Local media reported on Saturday that two people had died in Nigeria's central Plateau state and about 20 have been hospitalised after they ingested an excessive amount of salt which they believed could prevent Ebola.
Nigeria's Health Minister Onyebuchi Chukwu dismissed the salt and water solution as "total rubbish".
Meanwhile, Chantal Pascaline, a Congolese nun who worked with Spanish Catholic missionaries in Liberia, died of Ebola early on Saturday in the capital Monrovia, her Madrid-based charity said.
Pascaline worked with Spanish priest Miguel Pajares, 75, who left Liberia on Thursday and returned to Spain to receive treatment after contracting Ebola.
'Africans should get new drug'
Spread by close contact with an infected person through bodily fluids such as sweat, blood and tissue, Ebola causes fever and, in the worst cases, unstoppable bleeding.
As African nations struggled with the scale of the epidemic, the scientists who discovered the virus in 1976 have called for an experimental drug being used on two infected Americans to be made available to Africans.

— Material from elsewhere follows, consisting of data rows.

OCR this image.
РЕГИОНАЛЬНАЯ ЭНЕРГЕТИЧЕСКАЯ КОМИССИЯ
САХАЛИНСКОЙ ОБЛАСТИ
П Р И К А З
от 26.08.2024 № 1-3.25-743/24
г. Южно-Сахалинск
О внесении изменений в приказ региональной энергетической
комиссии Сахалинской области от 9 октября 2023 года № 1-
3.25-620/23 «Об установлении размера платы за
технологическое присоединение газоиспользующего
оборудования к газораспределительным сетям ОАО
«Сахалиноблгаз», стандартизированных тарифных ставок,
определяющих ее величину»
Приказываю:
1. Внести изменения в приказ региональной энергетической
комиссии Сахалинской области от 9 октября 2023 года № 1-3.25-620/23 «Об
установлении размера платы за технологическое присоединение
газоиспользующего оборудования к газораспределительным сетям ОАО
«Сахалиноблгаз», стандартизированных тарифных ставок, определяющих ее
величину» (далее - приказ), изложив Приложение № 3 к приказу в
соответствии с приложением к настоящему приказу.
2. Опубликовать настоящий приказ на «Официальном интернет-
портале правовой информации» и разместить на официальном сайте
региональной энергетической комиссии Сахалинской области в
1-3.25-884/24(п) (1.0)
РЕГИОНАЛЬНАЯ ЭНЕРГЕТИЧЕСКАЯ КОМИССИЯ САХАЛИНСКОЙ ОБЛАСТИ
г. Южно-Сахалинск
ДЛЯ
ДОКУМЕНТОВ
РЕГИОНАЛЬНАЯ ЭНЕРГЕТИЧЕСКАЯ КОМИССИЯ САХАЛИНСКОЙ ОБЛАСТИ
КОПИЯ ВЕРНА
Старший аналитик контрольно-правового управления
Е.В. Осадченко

The two Americans, who worked for aid agencies in Liberia before returning to the United States for treatment, have shown signs of improvement since being given ZMapp, made by US company Mapp Pharmaceuticals.
There is no proven treatment or cure for Ebola and the use of the experimental drug has sparked an ethical debate.
The WHO, which is planning a special meeting next week to discuss the issue, said on Saturday that clinical trials of a preventative vaccine by British pharma giant GlaxoSmithKline may begin next month, and it could be available by 2015.
"We are targeting September for the start of clinical trials, first in the United States and certainly in African countries, since that's where we have the cases," Jean-Marie Okwo Bele, the WHO's head of vaccines and immunisation, told French radio.
Separately, Marie-Paule Kieny, assistant director-general of the UN health agency, told AFP that it was "realistic" to expect a vaccine to be ready by 2015.
The WHO, Kieny said, was "engaging with quite a number of developers ... to see what we can do to help accelerate and facilitate the development".
In Canada, a hospital put a patient in isolation after he arrived in the country from Nigeria, local media said.
A doctor at the Brampton, Ontario hospital, near Toronto, said the patient had a fever and other symptoms similar to those seen in Ebola cases, the news channel CP24 said.